Hint: Here we have been given an equation and we have to check whether the right hand side value is equal to the left hand side value. Firstly we will take the $LHS$ value and find its value using sine value at the given angles. Then we will take the $RHS$ value and divide the angle in it in two parts and apply the addition formula of trigonometric function sine.

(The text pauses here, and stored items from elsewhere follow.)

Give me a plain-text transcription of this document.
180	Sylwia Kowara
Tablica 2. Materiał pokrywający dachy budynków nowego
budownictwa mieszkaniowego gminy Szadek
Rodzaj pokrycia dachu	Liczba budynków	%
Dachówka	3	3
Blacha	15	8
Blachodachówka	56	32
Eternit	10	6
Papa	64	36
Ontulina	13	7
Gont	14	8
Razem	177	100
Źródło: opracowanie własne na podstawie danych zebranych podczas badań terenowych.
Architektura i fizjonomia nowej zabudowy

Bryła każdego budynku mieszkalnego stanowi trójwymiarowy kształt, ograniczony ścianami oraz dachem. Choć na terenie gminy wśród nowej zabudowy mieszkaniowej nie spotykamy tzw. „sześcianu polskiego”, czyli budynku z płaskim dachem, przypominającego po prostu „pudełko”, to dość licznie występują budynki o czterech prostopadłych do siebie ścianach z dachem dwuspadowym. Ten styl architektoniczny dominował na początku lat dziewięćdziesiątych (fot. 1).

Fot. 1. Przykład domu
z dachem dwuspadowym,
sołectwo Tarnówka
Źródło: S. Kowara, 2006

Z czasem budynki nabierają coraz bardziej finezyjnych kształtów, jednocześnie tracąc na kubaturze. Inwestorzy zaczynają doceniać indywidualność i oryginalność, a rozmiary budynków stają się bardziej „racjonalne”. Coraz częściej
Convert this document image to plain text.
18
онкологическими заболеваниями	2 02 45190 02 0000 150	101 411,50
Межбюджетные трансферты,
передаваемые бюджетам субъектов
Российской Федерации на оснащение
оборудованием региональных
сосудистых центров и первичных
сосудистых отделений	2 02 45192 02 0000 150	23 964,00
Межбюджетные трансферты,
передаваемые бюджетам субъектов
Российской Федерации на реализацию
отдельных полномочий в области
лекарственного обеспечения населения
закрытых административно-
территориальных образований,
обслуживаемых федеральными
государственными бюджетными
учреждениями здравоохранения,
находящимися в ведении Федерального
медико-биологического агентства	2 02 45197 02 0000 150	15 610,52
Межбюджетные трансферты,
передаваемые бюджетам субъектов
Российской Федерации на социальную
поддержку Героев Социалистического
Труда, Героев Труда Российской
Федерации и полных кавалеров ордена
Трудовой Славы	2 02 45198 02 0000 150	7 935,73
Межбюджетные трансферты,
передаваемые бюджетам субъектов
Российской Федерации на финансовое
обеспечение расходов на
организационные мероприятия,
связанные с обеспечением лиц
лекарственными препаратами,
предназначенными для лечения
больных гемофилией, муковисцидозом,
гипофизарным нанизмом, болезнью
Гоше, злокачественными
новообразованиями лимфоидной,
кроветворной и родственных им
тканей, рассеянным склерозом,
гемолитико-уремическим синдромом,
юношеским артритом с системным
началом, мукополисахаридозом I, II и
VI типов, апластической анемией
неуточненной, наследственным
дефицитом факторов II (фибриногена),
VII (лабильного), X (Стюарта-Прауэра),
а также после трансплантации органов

Finally we will check whether the $LHS$ is equal to $RHS$ and get our desired answer.

Complete step by step answer:
We have been given the equation as follows:
$\sin 180+\sin 45=\sin 225$
Now we will take $LHS$ function and find its value by using basic values of sine at some angles as follows:
$\Rightarrow LHS=\sin 180+\sin 45$
We know $\sin n\pi =0$ $\forall n\in Z$ and $\sin 45=\dfrac{1}{\sqrt{2}}$ using these values above we get,
$\Rightarrow LHS=0+\dfrac{1}{\sqrt{2}}$
$\Rightarrow LHS=\dfrac{1}{\sqrt{2}}$….$\left( 1 \right)$
Next we will take $RHS$ function and find its value as follows:
$\Rightarrow RHS=\sin 225$
We can write $\sin 225=\sin \left( 180+45 \right)$ so,
$\Rightarrow RHS=\sin \left( 180+45 \right)$
Using the addition formula which is $\sin \left( A+B \right)=\sin A\cos B+\cos A\sin B$ above where $A=180$ and $B=45$ we get,
$\Rightarrow RHS=\sin 180\cos 45+\cos 180\sin 45$
We know that $\sin 180=0,\sin 45=\dfrac{1}{\sqrt{2}},\cos 180=-1,\cos 45=\dfrac{1}{\sqrt{2}}$ substituting the value above we get,
$\Rightarrow RHS=0\times \dfrac{1}{\sqrt{2}}+\left( -1 \right)\times \dfrac{1}{\sqrt{2}}$
$\Rightarrow RHS=-\dfrac{1}{\sqrt{2}}$….$\left( 2 \right)$
On comparing equation (1) and (2) we can see that the two values are not equal.
$\therefore LHS\ne RHS$
Hence the answer is $\sin 180+\sin 45\ne \sin 225$ .

Note:
We should know that angle $225$ lies in the third quadrant and sine in the third quadrant is always negative so from here we can reach the correct answer.